The relative dimensions and different shapes of the widest part of the cone seat 32, the pipe end 34 and the nut end 40 create a small annular space 51 immediately behind the seal cone 32. The tube nut end 40 is provided with at least one, and preferably several small bleed holes 50 which, when the arrangement is assembled, provide communication between the annular space 51 and the interstitial space 52. Thus, in the event of a leak occurring at the junction of the pipe 8 with the manifold 12, that is at the seal seat 32,34, leaked fluid will accumulate in the space 51 and will find its way progressively into the interstitial space 52 appearing sooner or later at the open end 54. Any hot gas leakage through the tube nut to manifold threads 36, 42 will tend to pressurise the space 51 forcing leaked oil through the bleed holes 50 and into the interstitial space 52 to the open end 54.

In the example described above the region of a gas turbine engine external to the outer engine casing 2 is deemed a “safe” zone. Fluid conducted into this region is less likely to ignite due to the absence of ignition sources. To all practical intents and purposes and in this context the presence of leaked fluid at the open end of the tube nut should not represent an immediate hazard and should be observed during maintenance actions. Remedial action can then be taken.

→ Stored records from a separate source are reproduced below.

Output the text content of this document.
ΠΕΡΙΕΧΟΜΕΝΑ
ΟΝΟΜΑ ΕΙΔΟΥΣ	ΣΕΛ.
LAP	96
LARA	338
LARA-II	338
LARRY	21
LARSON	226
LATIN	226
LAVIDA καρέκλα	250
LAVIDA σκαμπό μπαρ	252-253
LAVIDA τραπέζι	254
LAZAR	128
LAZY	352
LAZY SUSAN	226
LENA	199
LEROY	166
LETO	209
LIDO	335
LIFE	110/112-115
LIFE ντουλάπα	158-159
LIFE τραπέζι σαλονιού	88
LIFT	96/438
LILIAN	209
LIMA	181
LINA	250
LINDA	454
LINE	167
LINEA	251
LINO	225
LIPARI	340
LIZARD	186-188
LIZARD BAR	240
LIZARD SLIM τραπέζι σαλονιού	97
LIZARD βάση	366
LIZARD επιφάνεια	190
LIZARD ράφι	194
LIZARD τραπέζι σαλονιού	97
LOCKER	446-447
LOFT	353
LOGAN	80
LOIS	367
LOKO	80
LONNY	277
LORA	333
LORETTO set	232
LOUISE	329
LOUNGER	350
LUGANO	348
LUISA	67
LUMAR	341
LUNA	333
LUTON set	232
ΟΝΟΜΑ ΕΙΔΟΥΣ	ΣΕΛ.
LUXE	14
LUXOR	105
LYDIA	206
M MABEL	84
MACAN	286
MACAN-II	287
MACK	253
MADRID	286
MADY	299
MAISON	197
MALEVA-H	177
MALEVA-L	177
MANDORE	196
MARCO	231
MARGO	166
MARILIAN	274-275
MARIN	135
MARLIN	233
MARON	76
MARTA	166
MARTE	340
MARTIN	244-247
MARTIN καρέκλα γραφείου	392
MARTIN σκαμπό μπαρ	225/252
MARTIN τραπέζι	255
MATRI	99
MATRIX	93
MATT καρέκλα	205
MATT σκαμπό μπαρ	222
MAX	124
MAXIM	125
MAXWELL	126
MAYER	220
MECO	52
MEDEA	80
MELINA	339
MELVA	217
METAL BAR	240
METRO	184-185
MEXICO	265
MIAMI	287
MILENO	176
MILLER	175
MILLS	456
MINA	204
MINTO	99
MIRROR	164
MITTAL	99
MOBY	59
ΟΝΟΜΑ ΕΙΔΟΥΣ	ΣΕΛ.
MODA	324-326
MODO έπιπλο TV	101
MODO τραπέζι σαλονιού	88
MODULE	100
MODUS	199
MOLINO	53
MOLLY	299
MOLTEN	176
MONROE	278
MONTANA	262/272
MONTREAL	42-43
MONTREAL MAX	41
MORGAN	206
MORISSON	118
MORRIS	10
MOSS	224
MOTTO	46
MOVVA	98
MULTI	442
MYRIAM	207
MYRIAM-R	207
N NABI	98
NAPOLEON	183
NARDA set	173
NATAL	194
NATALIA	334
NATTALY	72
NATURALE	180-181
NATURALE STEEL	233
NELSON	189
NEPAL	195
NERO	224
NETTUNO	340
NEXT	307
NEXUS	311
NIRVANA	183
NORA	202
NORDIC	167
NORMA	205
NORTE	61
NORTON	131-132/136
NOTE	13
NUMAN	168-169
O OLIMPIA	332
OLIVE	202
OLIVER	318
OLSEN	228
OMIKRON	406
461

As previously mentioned the invention may be found useful in other applications where it is wished to avoid a fluid leaked from a connection, joint, union or the like in an inaccessible position finding its way into a surrounding zone or region. Such a situation may be avoided by use of the secondary containment system according to the invention where in the first instance immediate contamination is averted and in the second instance an indication of the leak is provided by conducting leaked fluid to a more easily observed location.

Claims

1. A pipe assembly comprising a fluid pipe which extends through an outer containment member the outer containment member defining an interstitial space around the pipe characterised in that one end of the containment member is adapted to engage with a union member and urges an end of the pipe into sealing engagement with a seal surface in the union member, the containment member having at least one aperture to provide fluid communication between a region adjacent the seal surface in the union member and the interstitial space between the pipe and the containment member, so that in the event of a fluid leak occurring at the seal surface the leaking fluid passes through the aperture into the interstitial space and is directed through the interstitial space away from the union member.

2. A pipe assembly as claimed in claim 1 wherein the outer containment member has a threaded region which engages with a threaded portion on the union member to urge the end of the pipe into sealing contact with the seal surface in the union member.

3. A pipe assembly as claimed in claim 2 wherein the outer containment member is a tube nut.

4. A pipe assembly as claimed in claim 1 wherein the seal surface is generally conical and engages with a corresponding shaped surface at the end of the pipe.

5. A pipe assembly as claimed in claim 1 wherein the end of the pipe adjacent to seal surface has an enlarged region with which the outer containment member engages to urge the end of the pipe into sealing engagement with the seal surface in the union member.

6. A pipe assembly as claimed in claim 5 wherein the enlarged region is an annular shoulder adjacent to the conical at the end of the pipe.

7. A pipe assembly as claimed in claim 1 wherein a ring seal is provided to seal the pipe assembly to a structure which in operation the pipe assembly passes thorough.